Background and aim: A novel virus, SEN-virus (SENV), was recently discovered. It has been reported as a candidate for a non-A-E hepatitis virus. However, much is still unknown about the clinical significance of SENV. The aim of the present study was to clarify the clinical significance of SENV in patients coinfected with SENV and hepatitis C virus (HCV).
Methods: The 52 subjects had chronic hepatitis C and had undergone interferon (IFN) therapy. SEN virus DNA was investigated by using polymerase chain reaction with SENV-specific primers, which we designed to detect all strains of SENV. Additionally, SENV-D and -H were detected by consensus primers.
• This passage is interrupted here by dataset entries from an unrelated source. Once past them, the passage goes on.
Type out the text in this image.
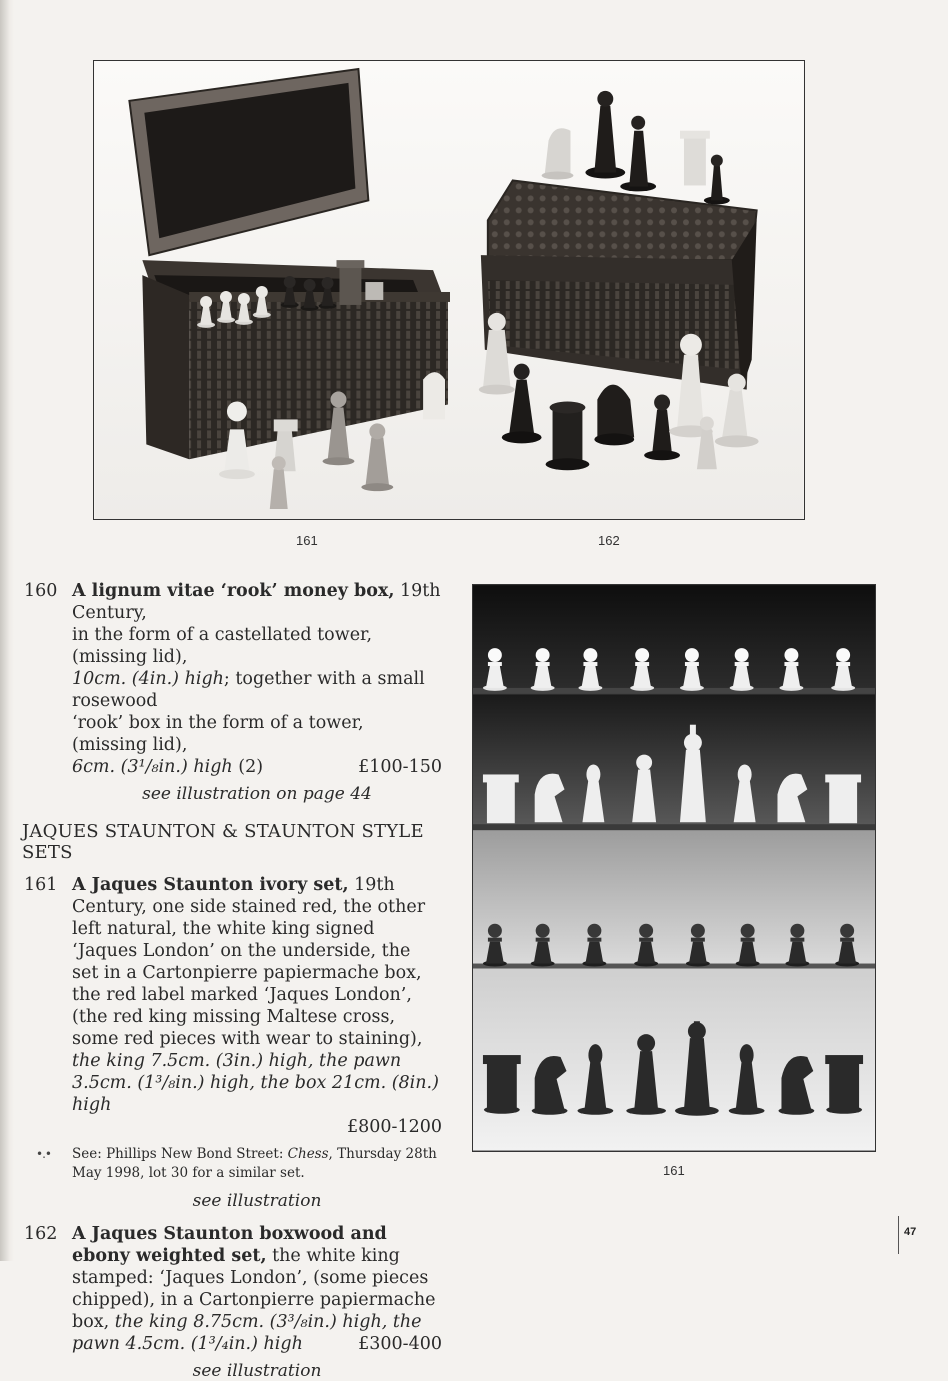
161	162
161
160 A lignum vitae ‘rook’ money box, 19th Century,
in the form of a castellated tower, (missing lid),
10cm. (4in.) high; together with a small rosewood
‘rook’ box in the form of a tower, (missing lid),
6cm. (3¹/₈in.) high (2)	£100-150
see illustration on page 44
JAQUES STAUNTON & STAUNTON STYLE SETS
161 A Jaques Staunton ivory set, 19th Century, one side stained red, the other left natural, the white king signed ‘Jaques London’ on the underside, the set in a Cartonpierre papiermache box, the red label marked ‘Jaques London’, (the red king missing Maltese cross, some red pieces with wear to staining), the king 7.5cm. (3in.) high, the pawn 3.5cm. (1³/₈in.) high, the box 21cm. (8in.) high
£800-1200
•.• See: Phillips New Bond Street: Chess, Thursday 28th May 1998, lot 30 for a similar set.
see illustration
162 A Jaques Staunton boxwood and ebony weighted set, the white king stamped: ‘Jaques London’, (some pieces chipped), in a Cartonpierre papiermache box, the king 8.75cm. (3³/₈in.) high, the pawn 4.5cm. (1³/₄in.) high	£300-400
see illustration
47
Results: Thirty-five patients were SENV-DNA positive and 22 patients were SENV-D- or -H-positive before IFN therapy. After IFN therapy, in the HCV-RNA eradication group, all cases normalized their serum alanine aminotransferase (ALT). However, in the no eradication group, the ALT no-response rate was 68.7%. In contrast, in the SENV eradication group, the ALT no-response rate was 51.9%, and in the no eradication group, it was 37.5%. Also, in the SENV-D and -H eradication group, the ALT no-response rate was 54.5%, and in the no eradication group, it was 36.4%. The changes in ALT after IFN therapy were significantly correlated with the changes in HCV RNA, but no correlation was found with the SENV DNA presence.
Conclusions: Hepatocellular injury in patients with chronic hepatitis who are coinfected with HCV and SENV appears to primarily be caused by HCV, and is less attributable to SENV.